Yes! "Training a model without testing it" is exactly what so much social science research amounts to. Plotting the marginal "fitted values," i.e., predictions, of a model as a function of some feature to make some point about what has been learned from the data, but without ever actually, you know, testing the model's predictions out-of-sample.
This article is imo entirely correct on methods, but I also want to talk about how to improve the chosen topics.

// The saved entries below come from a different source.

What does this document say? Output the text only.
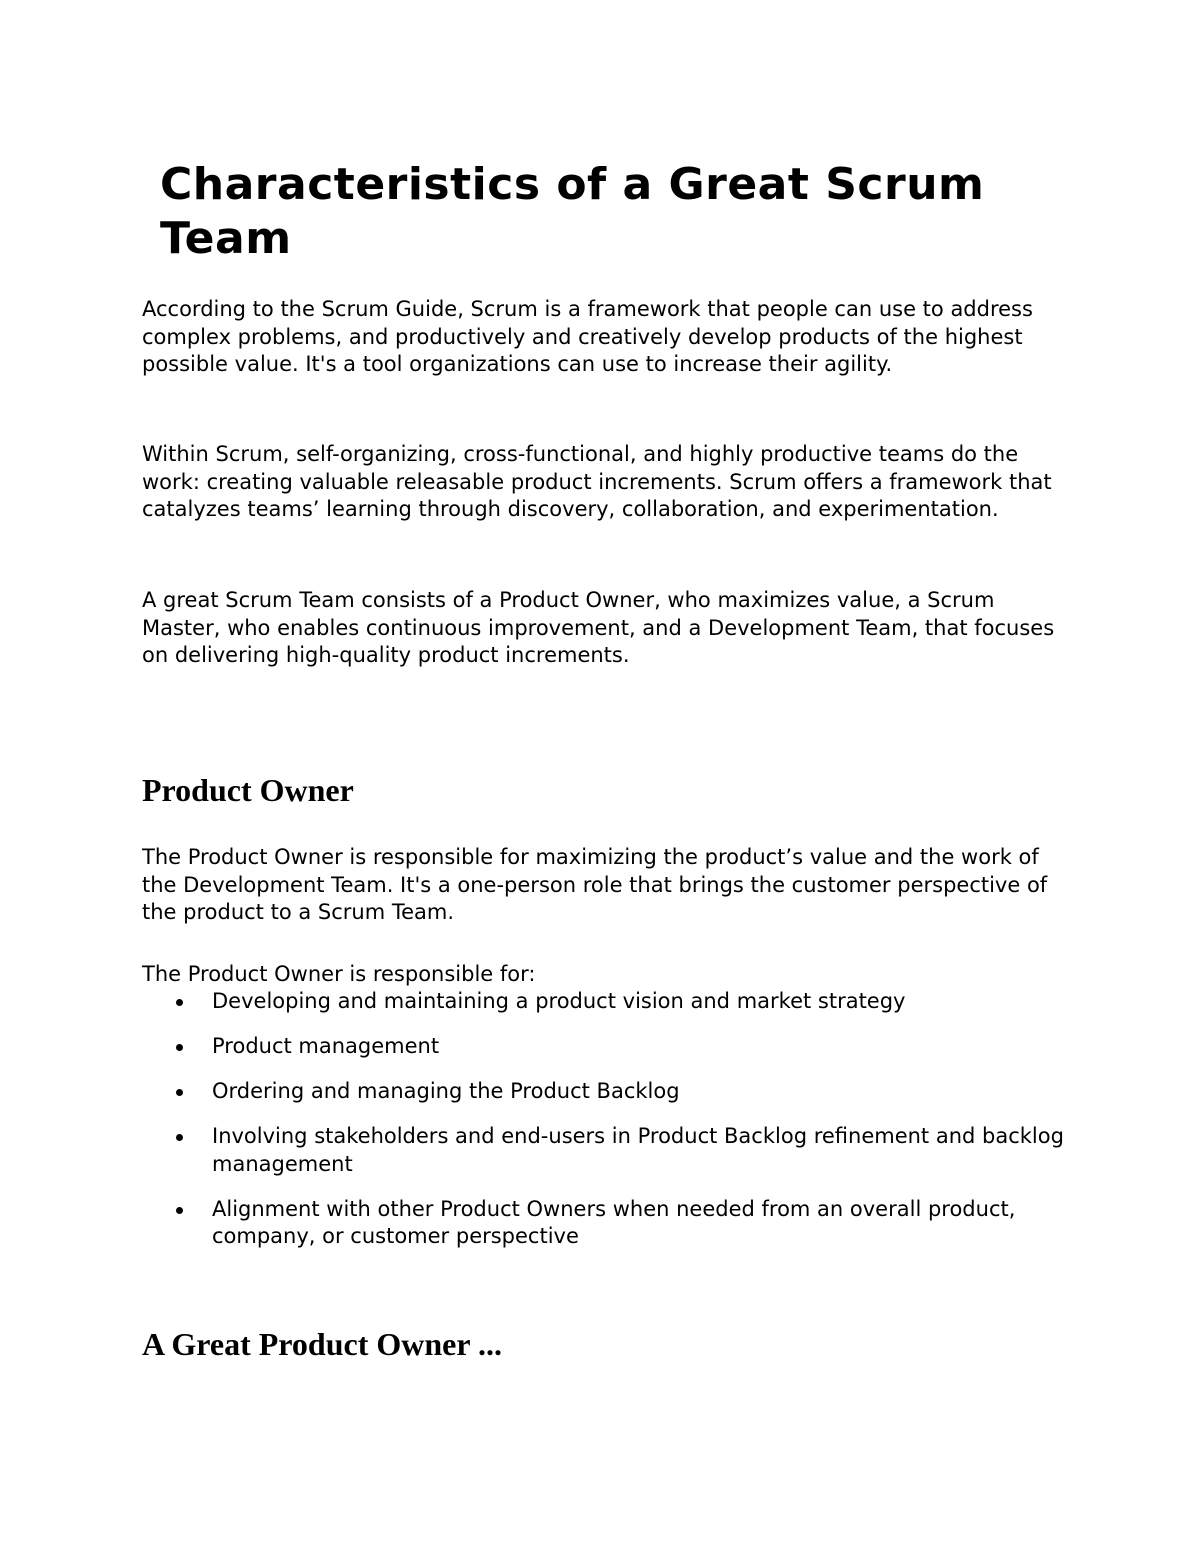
Characteristics of a Great Scrum Team

According to the Scrum Guide, Scrum is a framework that people can use to address complex problems, and productively and creatively develop products of the highest possible value. It's a tool organizations can use to increase their agility.

Within Scrum, self-organizing, cross-functional, and highly productive teams do the work: creating valuable releasable product increments. Scrum offers a framework that catalyzes teams’ learning through discovery, collaboration, and experimentation.

A great Scrum Team consists of a Product Owner, who maximizes value, a Scrum Master, who enables continuous improvement, and a Development Team, that focuses on delivering high-quality product increments.

Product Owner

The Product Owner is responsible for maximizing the product’s value and the work of the Development Team. It's a one-person role that brings the customer perspective of the product to a Scrum Team.

The Product Owner is responsible for:

Developing and maintaining a product vision and market strategy
Product management
Ordering and managing the Product Backlog
Involving stakeholders and end-users in Product Backlog refinement and backlog management
Alignment with other Product Owners when needed from an overall product, company, or customer perspective
A Great Product Owner ...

Back when physics was in its infancy, it started with quantifying things that people have already noticed. For example, gravity. People had already noticed that things tend to fall down, rather than up, or the movements of celestial bodies. The hard part was generating a specific formula on how it works in-detail. Only *after* considerable hard work we found that intuitions on at least some points were wrong, such as that the force of gravity is actually identical between differently-weighted objects. But many if not most intuitions turned out roughly correct! Likewise for many other things; The basic motivating question for many researchers was extremely often "why is this thing, which we all can perceive and all agree on, the way it is?". This does not preclude eventually overturning some intuitions, but that is generally much further down the line!

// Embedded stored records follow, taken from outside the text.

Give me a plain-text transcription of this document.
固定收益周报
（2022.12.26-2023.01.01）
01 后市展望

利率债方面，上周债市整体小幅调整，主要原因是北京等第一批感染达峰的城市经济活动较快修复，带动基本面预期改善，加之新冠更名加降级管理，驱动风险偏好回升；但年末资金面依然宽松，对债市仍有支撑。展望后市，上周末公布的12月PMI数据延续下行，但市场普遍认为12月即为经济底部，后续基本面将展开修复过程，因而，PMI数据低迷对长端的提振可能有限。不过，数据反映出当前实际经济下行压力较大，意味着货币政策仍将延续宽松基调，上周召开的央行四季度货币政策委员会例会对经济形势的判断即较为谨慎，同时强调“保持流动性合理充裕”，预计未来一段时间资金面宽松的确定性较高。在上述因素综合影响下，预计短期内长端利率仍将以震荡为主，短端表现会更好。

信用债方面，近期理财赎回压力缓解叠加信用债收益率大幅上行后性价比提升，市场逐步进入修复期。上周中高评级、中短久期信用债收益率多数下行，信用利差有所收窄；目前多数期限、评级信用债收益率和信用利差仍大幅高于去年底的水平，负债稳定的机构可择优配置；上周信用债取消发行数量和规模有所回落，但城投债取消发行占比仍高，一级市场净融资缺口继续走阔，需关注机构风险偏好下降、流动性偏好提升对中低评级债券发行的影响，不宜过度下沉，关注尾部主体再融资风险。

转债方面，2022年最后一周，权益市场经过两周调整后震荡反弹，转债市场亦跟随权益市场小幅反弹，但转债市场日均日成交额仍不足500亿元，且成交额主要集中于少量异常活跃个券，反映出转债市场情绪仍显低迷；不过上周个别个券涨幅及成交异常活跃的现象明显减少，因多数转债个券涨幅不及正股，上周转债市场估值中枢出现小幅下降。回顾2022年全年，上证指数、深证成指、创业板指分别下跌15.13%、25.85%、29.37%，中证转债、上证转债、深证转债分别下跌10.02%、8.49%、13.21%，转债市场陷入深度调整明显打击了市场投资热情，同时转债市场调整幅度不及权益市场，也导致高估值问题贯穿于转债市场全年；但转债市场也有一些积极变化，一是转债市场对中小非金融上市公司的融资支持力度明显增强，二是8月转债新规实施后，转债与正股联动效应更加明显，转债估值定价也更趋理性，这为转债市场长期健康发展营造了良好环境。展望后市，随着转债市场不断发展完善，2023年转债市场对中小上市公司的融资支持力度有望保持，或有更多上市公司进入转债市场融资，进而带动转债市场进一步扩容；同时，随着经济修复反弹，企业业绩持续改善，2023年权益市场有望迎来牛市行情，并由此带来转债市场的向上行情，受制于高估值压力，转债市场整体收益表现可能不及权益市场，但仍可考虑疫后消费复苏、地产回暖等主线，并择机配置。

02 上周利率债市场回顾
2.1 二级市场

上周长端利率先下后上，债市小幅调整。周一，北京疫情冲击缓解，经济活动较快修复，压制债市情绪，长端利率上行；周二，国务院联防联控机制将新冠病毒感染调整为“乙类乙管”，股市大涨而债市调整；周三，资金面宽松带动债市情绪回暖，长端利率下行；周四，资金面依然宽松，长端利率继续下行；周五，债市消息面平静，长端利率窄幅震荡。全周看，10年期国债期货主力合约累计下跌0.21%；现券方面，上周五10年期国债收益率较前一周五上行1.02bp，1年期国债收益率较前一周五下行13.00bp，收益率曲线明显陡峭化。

In social sciences however, I regularly see even honest students and researchers start from the assumption that all "folk theories" are wrong and they only try to work out how they are wrong. Upturning intuitions is their entire raison d'etre. If you don't get "surprising" results, you're at best boring and uncool or at worst vilified. Best example is imo stereotypes; If I ask friends who literally studied psychology, many will declare with confidence that all stereotypes are wrong and have been thoroughly debunked by psychological research. Yet stereotype accuracy is one of the most robust and replicable findings there is. But psychologists shouldn't stop there! We need to quantify how accurate they are, we need to find how different parameters influence accuracy, and so on. The good news is, this is at least being worked on by a small group of researchers; The bad news is, many others try their best to entirely ignore these findings.
To be frank, you can't do science this way. You should start from the things that regular society can broadly agree on AND which is backed up by replicable, strong findings- stereotype accuracy, the primacy of selection effects in education, the robustness of intelligence measures, and so on. From there, you can work yourself towards more contentious, variable or difficult topics. But you shouldn't start from those.
This avoids another problem we could see here: If you start out with investigating the things that most people have been agreeing on for a long time, an argument like "maybe attitudes changed, dunno" will seem non-credible. And this is very good, since we definitely shouldn't waste money on findings that very plausibly won't last even just a few years.